レジ袋使用量を減らすスーパー 西友は有料化無しで50%削減へ
文/相馬 隆宏(日経エコロジー)
レジ袋を有料化するスーパーが相次ぐ中、西友が独自路線を打ち出した。有料化はせず、買い物袋を持参した客にはその場で2円値引きする。2010年には、買い物袋持参率を全店平均で50%に引き上げる。
西友は6月から、全392店舗で新しいレジ袋削減活動を開始した。破損したら何度でも新品と交換できる買い物袋を20円で販売するほか、レジ袋の使用を辞退した顧客にはその場で購入金額から2円値引きする。
活動開始後約2週間で、買い物袋持参率は27.4%まで上昇。2010年までに、この比率を50%に引き上げるのが目標だ。従来、買い物袋を持参した顧客に、スタンプを20個ためると現金で100円を還元するサービスなどを提供していたが、全店平均の買い物袋持参率は6%台にとどまっていたため、対策を見直した。
2010年までに買い物袋持参率を50%にするという目標は、イオンが掲げているものとほぼ同じ。同社は、今年1月から京都市内の1店舗でレジ袋を有料化し、買い物袋持参率が90%近くになる成果を上げている。これに対して、西友はレジ袋を有料化しないで目標を達成する考えだ。
西友CSR推進室社会環境グループの大野郁宏マネジャーは、「有料化の効果は非常に大きいが、そこに至るまでに時間がかかる。まず、すぐできることから始めて、全店の買い物袋持参率を30〜40%にする方法を選んだ」と説明する。
レジ袋を有料化すると、無料で配布する他店へ客が流れる危険がある。
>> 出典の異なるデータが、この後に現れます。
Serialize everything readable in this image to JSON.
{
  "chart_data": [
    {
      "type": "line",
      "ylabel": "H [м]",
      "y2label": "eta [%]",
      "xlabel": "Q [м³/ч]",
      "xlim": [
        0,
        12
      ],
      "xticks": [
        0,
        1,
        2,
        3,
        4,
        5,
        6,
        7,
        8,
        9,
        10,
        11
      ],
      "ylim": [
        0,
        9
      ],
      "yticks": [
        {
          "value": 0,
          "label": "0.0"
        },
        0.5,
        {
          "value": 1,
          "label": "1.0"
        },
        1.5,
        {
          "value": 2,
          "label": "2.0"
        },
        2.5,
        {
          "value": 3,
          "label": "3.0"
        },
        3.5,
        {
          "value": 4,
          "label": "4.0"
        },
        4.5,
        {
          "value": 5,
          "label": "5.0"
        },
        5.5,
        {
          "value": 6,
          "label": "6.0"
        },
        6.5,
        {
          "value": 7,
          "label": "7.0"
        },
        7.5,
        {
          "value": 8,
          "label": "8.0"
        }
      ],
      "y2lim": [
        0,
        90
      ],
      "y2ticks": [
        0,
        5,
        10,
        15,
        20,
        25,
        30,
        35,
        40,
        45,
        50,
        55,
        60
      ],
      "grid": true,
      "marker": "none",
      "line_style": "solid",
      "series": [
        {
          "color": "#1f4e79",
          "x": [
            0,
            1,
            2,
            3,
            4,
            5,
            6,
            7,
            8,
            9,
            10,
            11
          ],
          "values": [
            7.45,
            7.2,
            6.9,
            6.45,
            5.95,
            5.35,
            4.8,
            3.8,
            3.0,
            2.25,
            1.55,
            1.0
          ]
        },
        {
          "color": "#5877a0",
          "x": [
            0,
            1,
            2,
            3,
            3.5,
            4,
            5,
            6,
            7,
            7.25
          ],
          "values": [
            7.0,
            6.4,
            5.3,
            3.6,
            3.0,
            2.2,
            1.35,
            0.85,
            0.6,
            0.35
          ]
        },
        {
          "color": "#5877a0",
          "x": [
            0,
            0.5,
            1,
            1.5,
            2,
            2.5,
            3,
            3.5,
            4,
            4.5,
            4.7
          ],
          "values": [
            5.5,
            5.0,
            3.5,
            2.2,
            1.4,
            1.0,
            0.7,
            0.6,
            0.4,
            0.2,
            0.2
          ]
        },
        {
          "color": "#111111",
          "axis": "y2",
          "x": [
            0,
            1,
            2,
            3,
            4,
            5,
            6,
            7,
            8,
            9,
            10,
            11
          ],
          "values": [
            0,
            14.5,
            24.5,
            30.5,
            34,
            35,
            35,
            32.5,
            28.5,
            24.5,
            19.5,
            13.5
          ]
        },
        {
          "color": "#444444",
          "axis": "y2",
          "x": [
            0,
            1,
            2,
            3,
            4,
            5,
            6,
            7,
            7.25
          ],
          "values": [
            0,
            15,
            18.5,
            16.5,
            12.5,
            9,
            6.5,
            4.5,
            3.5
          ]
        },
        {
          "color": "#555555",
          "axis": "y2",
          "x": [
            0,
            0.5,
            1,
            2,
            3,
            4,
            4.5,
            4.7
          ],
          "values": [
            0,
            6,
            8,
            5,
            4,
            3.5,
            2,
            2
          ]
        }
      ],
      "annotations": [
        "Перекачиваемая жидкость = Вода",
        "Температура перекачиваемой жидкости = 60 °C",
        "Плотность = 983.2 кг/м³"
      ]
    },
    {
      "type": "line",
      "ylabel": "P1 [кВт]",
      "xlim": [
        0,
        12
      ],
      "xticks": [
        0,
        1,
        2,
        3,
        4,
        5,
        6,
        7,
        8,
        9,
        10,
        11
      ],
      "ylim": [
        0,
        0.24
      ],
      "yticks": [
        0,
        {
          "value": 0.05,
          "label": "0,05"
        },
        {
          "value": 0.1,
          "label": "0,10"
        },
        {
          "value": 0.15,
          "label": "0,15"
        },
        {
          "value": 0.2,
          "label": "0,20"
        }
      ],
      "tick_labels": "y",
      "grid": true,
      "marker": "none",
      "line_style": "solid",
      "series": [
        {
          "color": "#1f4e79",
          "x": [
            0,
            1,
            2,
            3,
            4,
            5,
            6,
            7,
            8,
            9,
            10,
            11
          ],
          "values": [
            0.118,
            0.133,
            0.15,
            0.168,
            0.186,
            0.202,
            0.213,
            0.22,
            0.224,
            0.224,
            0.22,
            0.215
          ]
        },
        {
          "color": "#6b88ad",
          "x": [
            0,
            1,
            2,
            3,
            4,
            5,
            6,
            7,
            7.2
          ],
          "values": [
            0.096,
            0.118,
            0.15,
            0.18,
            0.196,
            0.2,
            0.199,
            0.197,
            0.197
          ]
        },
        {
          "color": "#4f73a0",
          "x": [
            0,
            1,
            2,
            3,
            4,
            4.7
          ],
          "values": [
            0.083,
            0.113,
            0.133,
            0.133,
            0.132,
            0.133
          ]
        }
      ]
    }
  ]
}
そのため、有料化した各社は、行政機関や消費者団体と入念に話し合いをして、協力を求めるなど事前準備に時間をかけている。全店で一気に実施するのは難しいのが実情だ。
イオンは6月から、仙台市や横浜市などの5店舗でも有料化し、16〜17%だった買い物袋持参率が75〜80%になった。さらに今秋、新たに2店舗を加える。とはいえ、全約400店舗の平均買い物袋持参率は約20%で、有料化の効果が表れるにはまだ店舗数が少な過ぎる。一方の西友は、買い物袋持参率が80%を超える店舗こそないものの、全店で活動を展開しているため、平均の買い物袋持参率はイオンをしのぐ。ただし、この数字にはからくりがある。

購入商品を「マイバッグ」に詰める買い物客(左)。西友が20円で販売するポリエチレン製の買い物袋(右)。6月以降、約12万枚を売った
西友の買い物袋持参率は、レジで2円値引きした記録に基づいた、買い物袋を持参した顧客の人数を漏れなく反映した数値。これに対してイオンの場合は、買い物袋を持参してためたスタンプを特典と交換した顧客の数を基にしており、レジ袋を断った顧客がスタンプサービスを利用していなければ対象から外れてしまう。そのため、実際の値はもっと高いとみられる。
レジ袋の削減策として多くのスーパーが活用するスタンプサービスだが、ここへ来て経営への影響が無視できなくなりつつある。従来、10〜20%程度だった買い物袋持参率が80%超になれば、特典を提供するのに必要な原資が大幅に増すためだ。
イオン環境・社会貢献部の高橋晋部長は、「レジ袋の有料化が定着すれば、スタンプサービスの経費が大きな負担になるだろう」と打ち明ける。実際、有料化した店舗では、スタンプサービスを利用する顧客が倍以上になっているという。西友は、2円の値引きを始めるのと引き換えに、スタンプサービスを廃止した。買い物袋持参率の上昇に備えて、スーパーは戦略の転換が必要になりそうだ。

上記の記事「リポート:レジ袋使用量を減らすスーパー 西友は有料化無しで50%削減へ」は、『日経エコロジー』2007年9月号に掲載された特集です。なお、記事中に記載した内容については、『日経エコロジー』2007年9月号掲載時の内容となっております。